At the end of the first month back in therapy, it was clear that my progress had come to a standstill. Cher had me retested and some of the tests showed a regression instead of an improvement. I suspected the neuropsychologist thought I wasn’t trying hard enough. I was frustrated with therapy and could tell that my therapists were frustrated too. Cher explained that they weren’t frustrated with me but with the distractions interfering with my therapy, namely my recent surgery, the persistent pain, and possibly PTSD. She was concerned about my continued resistance to PTSD therapy.
“Did you understand that your test results were positive for PTSD?” she asked.

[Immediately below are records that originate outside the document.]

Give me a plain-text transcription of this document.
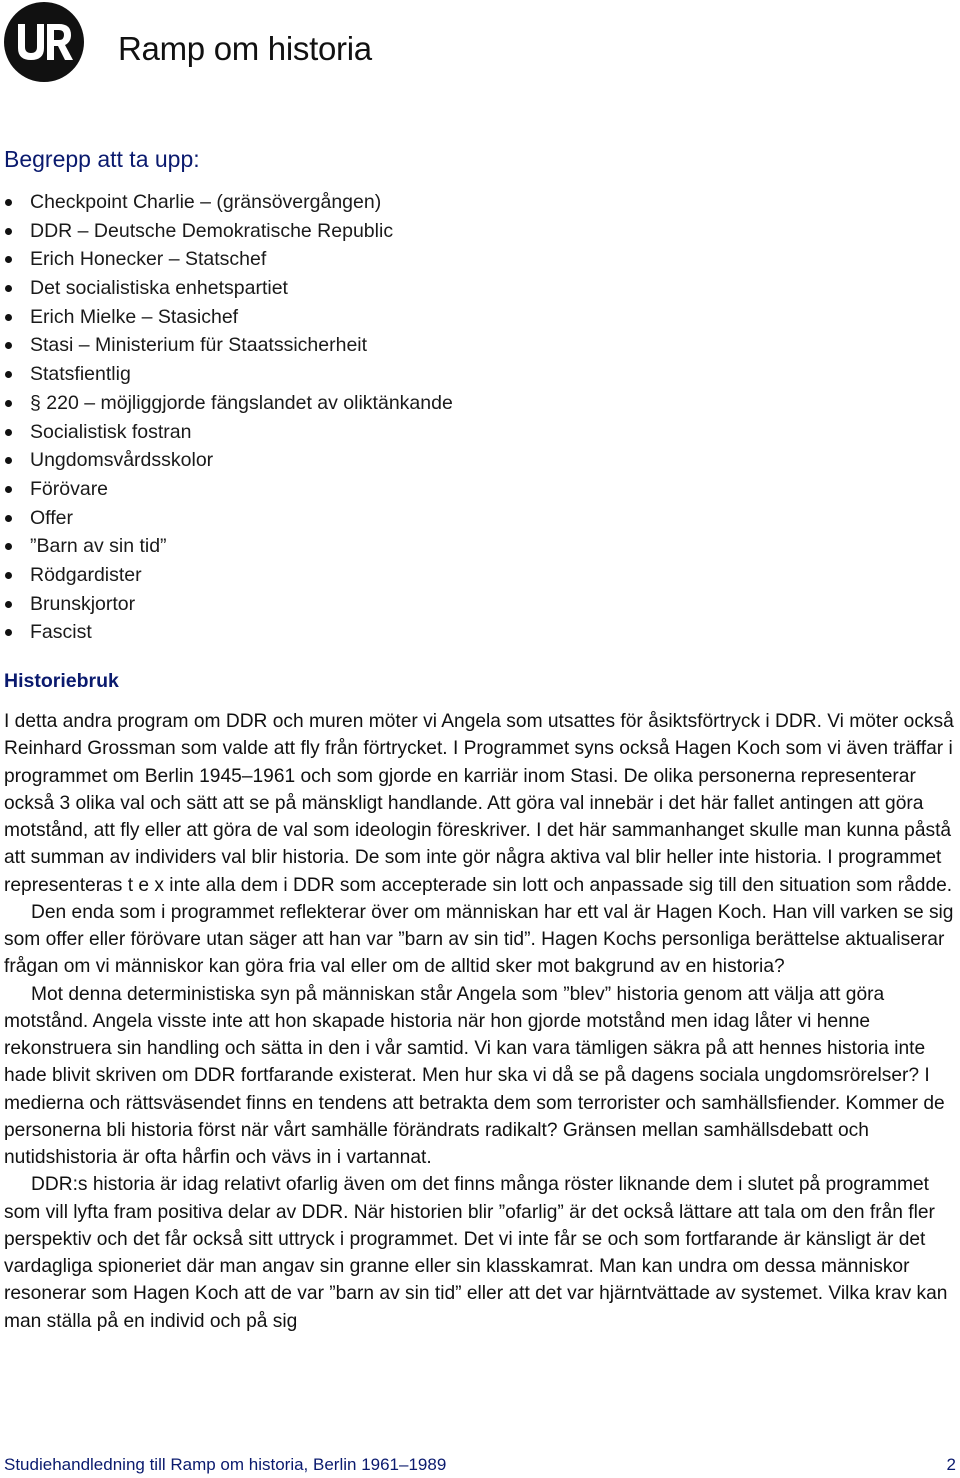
Ramp om historia
Begrepp att ta upp:
Checkpoint Charlie – (gränsövergången)
DDR – Deutsche Demokratische Republic
Erich Honecker – Statschef
Det socialistiska enhetspartiet
Erich Mielke – Stasichef
Stasi – Ministerium für Staatssicherheit
Statsfientlig
§ 220 – möjliggjorde fängslandet av oliktänkande
Socialistisk fostran
Ungdomsvårdsskolor
Förövare
Offer
”Barn av sin tid”
Rödgardister
Brunskjortor
Fascist
Historiebruk

I detta andra program om DDR och muren möter vi Angela som utsattes för åsiktsförtryck i DDR. Vi möter också Reinhard Grossman som valde att fly från förtrycket. I Programmet syns också Hagen Koch som vi även träffar i programmet om Berlin 1945–1961 och som gjorde en karriär inom Stasi. De olika personerna representerar också 3 olika val och sätt att se på mänskligt handlande. Att göra val innebär i det här fallet antingen att göra motstånd, att fly eller att göra de val som ideologin föreskriver. I det här sammanhanget skulle man kunna påstå att summan av individers val blir historia. De som inte gör några aktiva val blir heller inte historia. I programmet representeras t e x inte alla dem i DDR som accepterade sin lott och anpassade sig till den situation som rådde.

Den enda som i programmet reflekterar över om människan har ett val är Hagen Koch. Han vill varken se sig som offer eller förövare utan säger att han var ”barn av sin tid”. Hagen Kochs personliga berättelse aktualiserar frågan om vi människor kan göra fria val eller om de alltid sker mot bakgrund av en historia?

Mot denna deterministiska syn på människan står Angela som ”blev” historia genom att välja att göra motstånd. Angela visste inte att hon skapade historia när hon gjorde motstånd men idag låter vi henne rekonstruera sin handling och sätta in den i vår samtid. Vi kan vara tämligen säkra på att hennes historia inte hade blivit skriven om DDR fortfarande existerat. Men hur ska vi då se på dagens sociala ungdomsrörelser? I medierna och rättsväsendet finns en tendens att betrakta dem som terrorister och samhällsfiender. Kommer de personerna bli historia först när vårt samhälle förändrats radikalt? Gränsen mellan samhällsdebatt och nutidshistoria är ofta hårfin och vävs in i vartannat.

DDR:s historia är idag relativt ofarlig även om det finns många röster liknande dem i slutet på programmet som vill lyfta fram positiva delar av DDR. När historien blir ”ofarlig” är det också lättare att tala om den från fler perspektiv och det får också sitt uttryck i programmet. Det vi inte får se och som fortfarande är känsligt är det vardagliga spioneriet där man angav sin granne eller sin klasskamrat. Man kan undra om dessa människor resonerar som Hagen Koch att de var ”barn av sin tid” eller att det var hjärntvättade av systemet. Vilka krav kan man ställa på en individ och på sig

Studiehandledning till Ramp om historia, Berlin 1961–1989	2
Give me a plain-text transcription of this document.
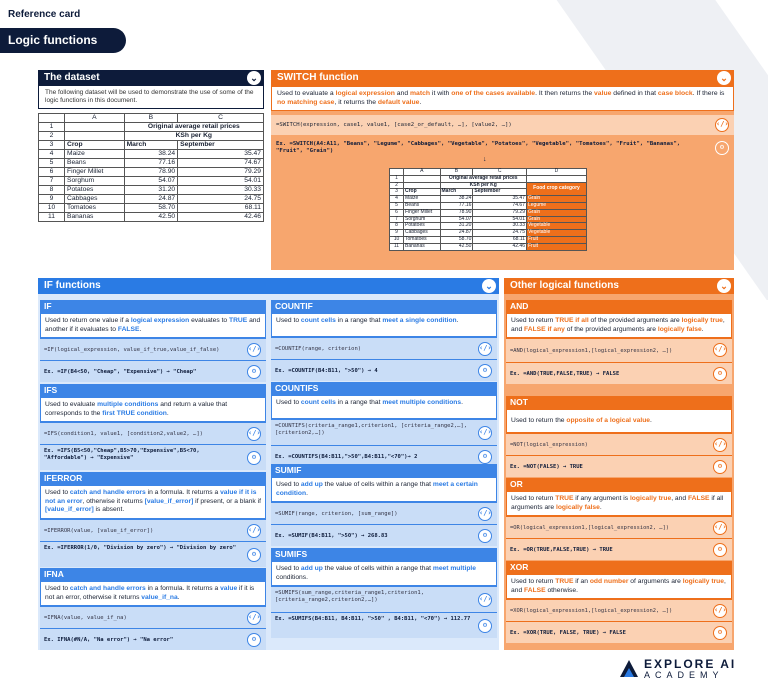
Reference card
Logic functions
The dataset	⌄
The following dataset will be used to demonstrate the use of some of the logic functions in this document.
	A	B	C
1		Original average retail prices	
2		KSh per Kg	
3	Crop	March	September
4	Maize	38.24	35.47
5	Beans	77.16	74.67
6	Finger Millet	78.90	79.29
7	Sorghum	54.07	54.01
8	Potatoes	31.20	30.33
9	Cabbages	24.87	24.75
10	Tomatoes	58.70	68.11
11	Bananas	42.50	42.46
SWITCH function	⌄
Used to evaluate a logical expression and match it with one of the cases available. It then returns the value defined in that case block. If there is no matching case, it returns the default value.
=SWITCH(expression, case1, value1, [case2_or_default, …], [value2, …])	‹/›
Ex. =SWITCH(A4:A11, "Beans", "Legume", "Cabbages", "Vegetable", "Potatoes", "Vegetable", "Tomatoes", "Fruit", "Bananas", "Fruit", "Grain")	⚙
↓
	A	B	C	D
1		Original average retail prices		
2		KSh per Kg		Food crop category
3	Crop	March	September	
4	Maize	38.24	35.47	Grain
5	Beans	77.16	74.67	Legume
6	Finger Millet	78.90	79.29	Grain
7	Sorghum	54.07	54.01	Grain
8	Potatoes	31.20	30.33	Vegetable
9	Cabbages	24.87	24.75	Vegetable
10	Tomatoes	58.70	68.11	Fruit
11	Bananas	42.50	42.46	Fruit
IF functions	⌄
IF
Used to return one value if a logical expression evaluates to TRUE and another if it evaluates to FALSE.
=IF(logical_expression, value_if_true,value_if_false)	‹/›
Ex. =IF(B4<50, "Cheap", "Expensive") → "Cheap"	⚙
IFS
Used to evaluate multiple conditions and return a value that corresponds to the first TRUE condition.
=IFS(condition1, value1, [condition2,value2, …])	‹/›
Ex. =IFS(B5<50,"Cheap",B5>70,"Expensive",B5<70, "Affordable") → "Expensive"	⚙
IFERROR
Used to catch and handle errors in a formula. It returns a value if it is not an error, otherwise it returns [value_if_error] if present, or a blank if [value_if_error] is absent.
=IFERROR(value, [value_if_error])	‹/›
Ex. =IFERROR(1/0, "Division by zero") → "Division by zero"
⚙
IFNA
Used to catch and handle errors in a formula. It returns a value if it is not an error, otherwise it returns value_if_na.
=IFNA(value, value_if_na)	‹/›
Ex. IFNA(#N/A, "Na error") → "Na error"	⚙
COUNTIF
Used to count cells in a range that meet a single condition.
=COUNTIF(range, criterion)	‹/›
Ex. =COUNTIF(B4:B11, ">50") → 4	⚙
COUNTIFS
Used to count cells in a range that meet multiple conditions.
=COUNTIFS(criteria_range1,criterion1, [criteria_range2,…], [criterion2,…])	‹/›
Ex. =COUNTIFS(B4:B11,">50",B4:B11,"<70")→ 2	⚙
SUMIF
Used to add up the value of cells within a range that meet a certain condition.
=SUMIF(range, criterion, [sum_range])	‹/›
Ex. =SUMIF(B4:B11, ">50") → 268.83	⚙
SUMIFS
Used to add up the value of cells within a range that meet multiple conditions.
=SUMIFS(sum_range,criteria_range1,criterion1, [criteria_range2,criterion2,…])	‹/›
Ex. =SUMIFS(B4:B11, B4:B11, ">50" , B4:B11, "<70") → 112.77
⚙
Other logical functions	⌄
AND
Used to return TRUE if all of the provided arguments are logically true, and FALSE if any of the provided arguments are logically false.
=AND(logical_expression1,[logical_expression2, …])	‹/›
Ex. =AND(TRUE,FALSE,TRUE) → FALSE	⚙
NOT
Used to return the opposite of a logical value.
=NOT(logical_expression)	‹/›
Ex. =NOT(FALSE) → TRUE	⚙
OR
Used to return TRUE if any argument is logically true, and FALSE if all arguments are logically false.
=OR(logical_expression1,[logical_expression2, …])	‹/›
Ex. =OR(TRUE,FALSE,TRUE) → TRUE	⚙
XOR
Used to return TRUE if an odd number of arguments are logically true, and FALSE otherwise.
=XOR(logical_expression1,[logical_expression2, …])	‹/›
Ex. =XOR(TRUE, FALSE, TRUE) → FALSE	⚙
EXPLORE AI
ACADEMY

“They would be positive for anybody
just returning from war,” I countered. The discussion would go back and forth and I would never agree or never consent to any presumed need for therapy.
—
As good as my outpatient therapy was at the University Hospital, Collin and I both felt it lacked the continuity and intensity of an inpatient stroke rehab program. We needed more progress because, frankly, we were both on the near side of desperate. Our lives had begun to revolve around my stroke and its persistent reminders of all that we had lost together. That was our primary focus and neither of us would let the other live like that.
We had asked Dr. Leslie about inpatient rehab and she suggested St. Luke’s Hospital in Cedar Rapids, Iowa, as a possible alternative. St. Luke’s promoted an intense hospital-based stroke and brain injury rehabilitation program and had a reputation for clinical excellence. Dr. Leslie consulted with Neurology and with my military case managers at Rock Island and recommended an inpatient approach. Within a week, the Army made arrangements for an admission to St. Luke’s.
On the day I was supposed to be admitted, a late March blizzard hit Iowa. The Highway Patrol cautioned that some roads would be closed if conditions worsened throughout the day. One of those roads was Highway 218 to Cedar Rapids. Collin was afraid if we drove to St. Luke’s, she might get stranded or have an accident. Rather than run the risk of delaying my admission, we called a friend and he agreed to drive us. It took more than an hour to drive the thirty miles and we arrived at about 11:00 a.m. The blizzard reminded me of the blizzard that hit Minnesota the morning of my medical school interview at Mayo. As I had with that storm, I refused to let a blizzard keep me from a hospital.
St. Luke’s was a five-hundred-bed hospital, a combination of an older redbrick façade and modern steel accents. When Collin and I arrived, we rode up the elevator to the sixth floor. The physical therapy reception area had an open feel to it and there were several patients coming and going in wheelchairs. I saw pictures of Midwestern scenes on the walls, and overall it didn’t seem so much like a hospital. After my room assignment, I met with the doctor who led my therapy team. He specialized in physical medicine and rehabilitation and focused on brain injury and stroke rehabilitation. His bookshelves held plastic brains similar to the ones in Cher’s office. Over the course of thirty minutes he laid out a complete therapy plan and answered all our questions. Therapists who worked exclusively in stroke and brain injury rehab would work with me in different therapeutic blocks. I would participate in rehab sessions at least six to eight hours a day. Therapy was diverse: physical, speech and language, occupational, and even recreational therapy as well as psychology. If I needed medication for pain or a trigger point injection, the doctors there would provide whatever I needed. In essence, it was one-stop shopping for stroke rehab. It held the promise of preserving my body and career—medical and military.